I've been studying Verified By Visa from the Issuer perspective for an upcoming project. You can can get an official Visa overview by reading this document.

Verified By Visa is more-or-less the brand name for the 3-D Secure service. 3-D stands for "Three Domain", referring to the three parties (Visa calls them domains) that provide the software that comprise the service.

Issuer Domain
  • Implementor: Card holder account; Card issuer or processor
  • Servers: Access Control Server, Authentication Enrollment Server (or pages)

Interoperability Domain
  • Implementor: Visa
  • Servers: Visa Directory Server, Authentication Server

Acquirer Domain
  • Implementor: Merchant
  • Servers: Web Server fitted with Merchant Server Plug-in

The issuer implementation is a relatively straightforward secure HTTPS web service. It is even possible (and permitted) to use a single web server instance to fulfill the roles of both Access Control Server and Authentication Enrollment Server. The Issuer server accepts requests from merchant web pages via web requests sent AJAX style and makes requests of Visa's Interoperability Domain servers. All communication is done using a straightforward XML protocol.
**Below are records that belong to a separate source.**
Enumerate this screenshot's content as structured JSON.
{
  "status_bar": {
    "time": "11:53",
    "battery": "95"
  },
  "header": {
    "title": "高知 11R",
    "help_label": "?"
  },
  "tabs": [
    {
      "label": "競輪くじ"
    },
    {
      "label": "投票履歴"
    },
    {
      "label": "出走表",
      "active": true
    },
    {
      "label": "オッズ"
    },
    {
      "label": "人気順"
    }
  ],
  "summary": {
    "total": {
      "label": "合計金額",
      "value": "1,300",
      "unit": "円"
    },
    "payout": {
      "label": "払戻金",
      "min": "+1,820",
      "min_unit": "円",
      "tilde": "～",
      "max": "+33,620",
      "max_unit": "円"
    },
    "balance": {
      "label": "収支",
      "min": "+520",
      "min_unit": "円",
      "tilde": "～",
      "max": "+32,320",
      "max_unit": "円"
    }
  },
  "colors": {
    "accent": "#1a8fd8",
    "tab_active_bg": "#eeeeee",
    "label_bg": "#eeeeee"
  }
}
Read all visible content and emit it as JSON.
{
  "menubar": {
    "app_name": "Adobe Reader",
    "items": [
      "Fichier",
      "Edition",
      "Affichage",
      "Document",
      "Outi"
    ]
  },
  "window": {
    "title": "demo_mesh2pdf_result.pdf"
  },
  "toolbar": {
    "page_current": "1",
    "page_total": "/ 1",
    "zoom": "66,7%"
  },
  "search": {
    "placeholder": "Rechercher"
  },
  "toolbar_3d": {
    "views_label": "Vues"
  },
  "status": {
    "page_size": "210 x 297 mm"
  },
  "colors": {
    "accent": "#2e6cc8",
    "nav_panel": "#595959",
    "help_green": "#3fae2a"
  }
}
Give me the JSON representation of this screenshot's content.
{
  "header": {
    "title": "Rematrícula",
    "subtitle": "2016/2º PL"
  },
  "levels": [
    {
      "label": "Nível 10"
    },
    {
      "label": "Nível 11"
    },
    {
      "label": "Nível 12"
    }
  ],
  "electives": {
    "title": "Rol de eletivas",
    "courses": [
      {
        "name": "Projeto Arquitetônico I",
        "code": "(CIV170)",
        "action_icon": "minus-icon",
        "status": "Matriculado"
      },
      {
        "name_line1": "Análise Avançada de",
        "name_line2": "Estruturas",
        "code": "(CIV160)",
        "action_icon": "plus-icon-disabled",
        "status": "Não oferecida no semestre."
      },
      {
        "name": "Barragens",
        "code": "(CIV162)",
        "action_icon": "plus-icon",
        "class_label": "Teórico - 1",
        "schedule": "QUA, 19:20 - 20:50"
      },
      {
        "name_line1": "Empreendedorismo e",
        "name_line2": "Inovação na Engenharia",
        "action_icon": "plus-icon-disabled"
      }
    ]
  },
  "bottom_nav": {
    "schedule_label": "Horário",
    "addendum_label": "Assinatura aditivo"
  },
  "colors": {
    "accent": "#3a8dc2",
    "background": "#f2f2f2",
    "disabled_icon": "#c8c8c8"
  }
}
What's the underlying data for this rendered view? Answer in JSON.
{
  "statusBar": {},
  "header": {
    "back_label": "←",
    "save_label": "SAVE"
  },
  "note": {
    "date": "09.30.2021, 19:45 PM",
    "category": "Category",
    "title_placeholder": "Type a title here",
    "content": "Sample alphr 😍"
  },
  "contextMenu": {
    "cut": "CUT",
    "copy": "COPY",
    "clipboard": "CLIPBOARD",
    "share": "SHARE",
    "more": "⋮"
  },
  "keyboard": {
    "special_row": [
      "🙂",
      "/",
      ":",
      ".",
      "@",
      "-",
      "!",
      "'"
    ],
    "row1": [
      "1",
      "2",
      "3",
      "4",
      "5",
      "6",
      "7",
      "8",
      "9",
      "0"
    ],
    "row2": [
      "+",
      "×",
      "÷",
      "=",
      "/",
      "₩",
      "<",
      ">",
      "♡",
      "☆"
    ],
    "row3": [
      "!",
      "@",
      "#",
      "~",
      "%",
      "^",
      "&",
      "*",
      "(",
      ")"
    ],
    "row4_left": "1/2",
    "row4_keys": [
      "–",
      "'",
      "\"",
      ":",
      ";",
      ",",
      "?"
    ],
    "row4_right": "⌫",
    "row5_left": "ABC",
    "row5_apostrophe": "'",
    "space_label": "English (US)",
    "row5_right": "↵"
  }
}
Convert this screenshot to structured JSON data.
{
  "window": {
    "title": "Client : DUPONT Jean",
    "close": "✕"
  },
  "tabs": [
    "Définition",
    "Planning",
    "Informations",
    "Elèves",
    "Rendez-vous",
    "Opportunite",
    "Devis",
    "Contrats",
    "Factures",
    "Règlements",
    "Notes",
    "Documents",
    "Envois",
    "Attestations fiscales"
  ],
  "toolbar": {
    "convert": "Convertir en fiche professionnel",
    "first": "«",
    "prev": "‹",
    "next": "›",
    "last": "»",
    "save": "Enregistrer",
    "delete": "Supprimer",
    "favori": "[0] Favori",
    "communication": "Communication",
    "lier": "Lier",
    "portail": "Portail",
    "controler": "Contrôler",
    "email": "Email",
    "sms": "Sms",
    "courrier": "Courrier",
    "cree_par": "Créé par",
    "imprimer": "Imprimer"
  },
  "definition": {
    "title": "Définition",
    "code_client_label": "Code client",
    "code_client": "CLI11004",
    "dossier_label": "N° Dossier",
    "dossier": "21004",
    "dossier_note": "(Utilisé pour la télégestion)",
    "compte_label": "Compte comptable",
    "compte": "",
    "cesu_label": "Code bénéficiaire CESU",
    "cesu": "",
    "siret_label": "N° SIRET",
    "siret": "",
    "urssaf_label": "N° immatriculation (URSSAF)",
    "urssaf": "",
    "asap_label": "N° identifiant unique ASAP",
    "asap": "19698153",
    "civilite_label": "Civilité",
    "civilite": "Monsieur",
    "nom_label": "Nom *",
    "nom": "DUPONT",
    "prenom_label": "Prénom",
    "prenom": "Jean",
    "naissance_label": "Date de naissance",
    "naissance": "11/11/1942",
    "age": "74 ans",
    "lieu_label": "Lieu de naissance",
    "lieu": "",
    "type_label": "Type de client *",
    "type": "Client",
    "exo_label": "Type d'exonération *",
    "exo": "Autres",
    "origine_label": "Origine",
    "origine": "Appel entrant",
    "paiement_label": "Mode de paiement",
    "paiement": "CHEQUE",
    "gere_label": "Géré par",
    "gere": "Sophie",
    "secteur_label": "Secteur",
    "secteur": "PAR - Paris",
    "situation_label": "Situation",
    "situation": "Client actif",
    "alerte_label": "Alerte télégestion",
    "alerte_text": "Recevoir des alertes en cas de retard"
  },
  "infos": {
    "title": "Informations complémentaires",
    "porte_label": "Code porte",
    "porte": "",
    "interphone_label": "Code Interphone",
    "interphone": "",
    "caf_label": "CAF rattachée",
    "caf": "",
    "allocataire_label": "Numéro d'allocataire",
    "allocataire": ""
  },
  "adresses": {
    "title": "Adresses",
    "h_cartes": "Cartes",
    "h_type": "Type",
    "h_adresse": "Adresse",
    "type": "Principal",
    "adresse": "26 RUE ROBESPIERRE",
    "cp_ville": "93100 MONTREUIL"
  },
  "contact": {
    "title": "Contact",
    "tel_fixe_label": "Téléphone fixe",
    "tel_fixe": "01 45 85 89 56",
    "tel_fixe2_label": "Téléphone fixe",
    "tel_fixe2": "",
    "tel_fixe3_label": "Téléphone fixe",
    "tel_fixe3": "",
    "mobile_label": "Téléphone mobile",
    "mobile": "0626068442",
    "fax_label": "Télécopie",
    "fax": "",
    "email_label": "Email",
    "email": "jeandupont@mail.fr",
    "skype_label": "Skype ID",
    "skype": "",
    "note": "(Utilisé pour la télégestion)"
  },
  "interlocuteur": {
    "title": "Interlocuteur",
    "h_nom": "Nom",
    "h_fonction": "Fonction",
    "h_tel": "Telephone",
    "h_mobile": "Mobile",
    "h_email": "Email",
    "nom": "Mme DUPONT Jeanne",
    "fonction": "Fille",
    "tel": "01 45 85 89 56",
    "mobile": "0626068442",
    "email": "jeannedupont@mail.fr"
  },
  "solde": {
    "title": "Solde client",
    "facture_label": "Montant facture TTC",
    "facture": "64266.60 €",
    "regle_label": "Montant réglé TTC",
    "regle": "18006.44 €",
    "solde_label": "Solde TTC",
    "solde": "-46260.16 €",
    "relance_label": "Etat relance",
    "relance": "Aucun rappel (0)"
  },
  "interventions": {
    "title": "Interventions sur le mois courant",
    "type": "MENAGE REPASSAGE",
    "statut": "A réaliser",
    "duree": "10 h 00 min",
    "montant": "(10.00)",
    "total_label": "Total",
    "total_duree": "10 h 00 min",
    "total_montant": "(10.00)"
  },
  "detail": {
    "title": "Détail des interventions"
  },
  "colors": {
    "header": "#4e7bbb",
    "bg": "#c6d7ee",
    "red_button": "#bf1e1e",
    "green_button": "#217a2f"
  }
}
It's quite the network dance that goes on between all of the players. Visa apparently distributes a JavaScript library to each merchant for use on their web sites that abstracts the details of the interaction for them, hiding the complexities of the communication to and from the Issuer and Visa servers.

I created a nice diagram that details the communication flow between the 3-D parties, but I probably shouldn't publish it. Ask me if you've got questions.